GSM and PT define mass and caliper values that set print behavior, stiffness, coating load, freight weight, and machine compatibility in packaging specifications. GSM fixes material mass per unit area for items such as labels, liners, and carton stock; this mass determines coating thickness, ink holdout, die‑cut pressure, and pallet load, if the sheet density shifts with fillers or coatings. PT defines caliper in thousandths of an inch for folding cartons and inserts; this thickness determines bending rigidity, crease depth, and converting limits, if fiber bulk increases or compression from calendering reduces sheet height. Converters map standard grades across both systems to keep structural and mass targets aligned. Examples include 200 g/m² pulp stock at about 13 pt for light cartons, 270 g/m² uncoated stock at about 14 pt for matte folding work, and 350 g/m² coated SBS at about 16 pt for higher print fidelity. These values anchor carton design because machinery tolerances depend on caliper, while logistics calculations depend on grammage.
What Factors Affect GSM‑to‑PT and PT‑to‑GSM Conversions?
Factors that affect GSM‑to‑PT and PT‑to‑GSM conversions include how material density, fiber structure, and surface treatments shift the relationship between mass and caliper in packaging grades. The factors below show how each physical change alters grammage‑to‑thickness ratios.
- Density variation changes mass‑per‑thickness ratios in pulp stocks, coated boards, and filled sheets; low‑density bulk raises pt at the same GSM, if fiber structure traps more air.
- Fiber composition shifts caliper formation in mechanical pulps, chemical pulps, and recycled blends; long‑fiber sheets generate higher thickness at equal GSM if refining pressure stays moderate.
- Surface coatings add mineral mass on C2S or SBS grades; coating layers raise GSM faster than pt, if calendering compresses coating films during finishing.
- Fillers and additives increase sheet weight in clay‑filled or PCC‑filled stocks; fillers raise grammage at small increments of caliper, if retention remains high.
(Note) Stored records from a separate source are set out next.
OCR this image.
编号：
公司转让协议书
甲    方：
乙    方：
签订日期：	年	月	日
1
- Calendering pressure compresses surface height in fine papers and coated boards; heavy calendering reduces pt while GSM stays constant, if moisture stays stable.
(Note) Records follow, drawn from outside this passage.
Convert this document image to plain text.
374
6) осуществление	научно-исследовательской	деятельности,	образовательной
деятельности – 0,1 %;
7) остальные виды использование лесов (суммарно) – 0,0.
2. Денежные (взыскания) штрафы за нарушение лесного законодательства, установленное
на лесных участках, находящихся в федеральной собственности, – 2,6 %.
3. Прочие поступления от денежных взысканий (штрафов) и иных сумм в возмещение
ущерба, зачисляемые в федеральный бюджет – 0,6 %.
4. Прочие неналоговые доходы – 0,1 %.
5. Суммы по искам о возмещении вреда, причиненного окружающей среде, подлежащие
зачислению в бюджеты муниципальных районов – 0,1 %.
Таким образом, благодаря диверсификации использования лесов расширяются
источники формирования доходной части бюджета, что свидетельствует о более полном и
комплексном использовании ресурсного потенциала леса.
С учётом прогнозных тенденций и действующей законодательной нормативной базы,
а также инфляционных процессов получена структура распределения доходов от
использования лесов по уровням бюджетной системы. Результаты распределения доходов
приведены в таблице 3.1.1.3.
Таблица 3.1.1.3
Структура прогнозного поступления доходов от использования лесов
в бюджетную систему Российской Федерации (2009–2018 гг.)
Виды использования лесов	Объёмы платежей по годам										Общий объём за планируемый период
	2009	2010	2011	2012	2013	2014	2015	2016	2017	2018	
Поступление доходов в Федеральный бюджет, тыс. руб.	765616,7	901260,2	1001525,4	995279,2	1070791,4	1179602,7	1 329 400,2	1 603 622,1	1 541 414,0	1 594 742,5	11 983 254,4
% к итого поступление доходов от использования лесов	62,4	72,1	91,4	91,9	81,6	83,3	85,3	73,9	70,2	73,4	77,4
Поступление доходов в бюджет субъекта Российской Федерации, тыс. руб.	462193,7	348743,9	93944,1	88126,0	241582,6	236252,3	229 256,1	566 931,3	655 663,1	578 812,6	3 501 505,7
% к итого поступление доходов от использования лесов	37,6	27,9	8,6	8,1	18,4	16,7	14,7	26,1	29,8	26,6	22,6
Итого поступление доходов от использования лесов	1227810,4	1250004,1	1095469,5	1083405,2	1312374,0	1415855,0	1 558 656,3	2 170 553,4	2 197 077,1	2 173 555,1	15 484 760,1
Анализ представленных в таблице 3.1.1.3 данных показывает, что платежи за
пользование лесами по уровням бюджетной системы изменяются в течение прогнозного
- Moisture content shifts both mass and thickness during conditioning; higher moisture expands caliper and raises GSM marginally, if ambient humidity exceeds standard lab settings.
- Multilayer construction changes mass‑to‑thickness ratios in duplex or triplex boards; outer ply coatings add GSM while inner plies add bulk, if each ply uses different fiber grades.
- Compression during converting modifies the caliper in die‑cut or scored blanks; crease formation reduces pt without altering GSM, if scoring depth exceeds recommended limits.
- Stock classification groups uncoated, coated, and pulp‑heavy boards with distinct GSM‑to‑PT mappings; examples include 200 GSM pulp at about 13 pt, 270 GSM uncoated at around 14 pt, and 350 GSM coated SBS at about 16 pt, if density aligns with typical values.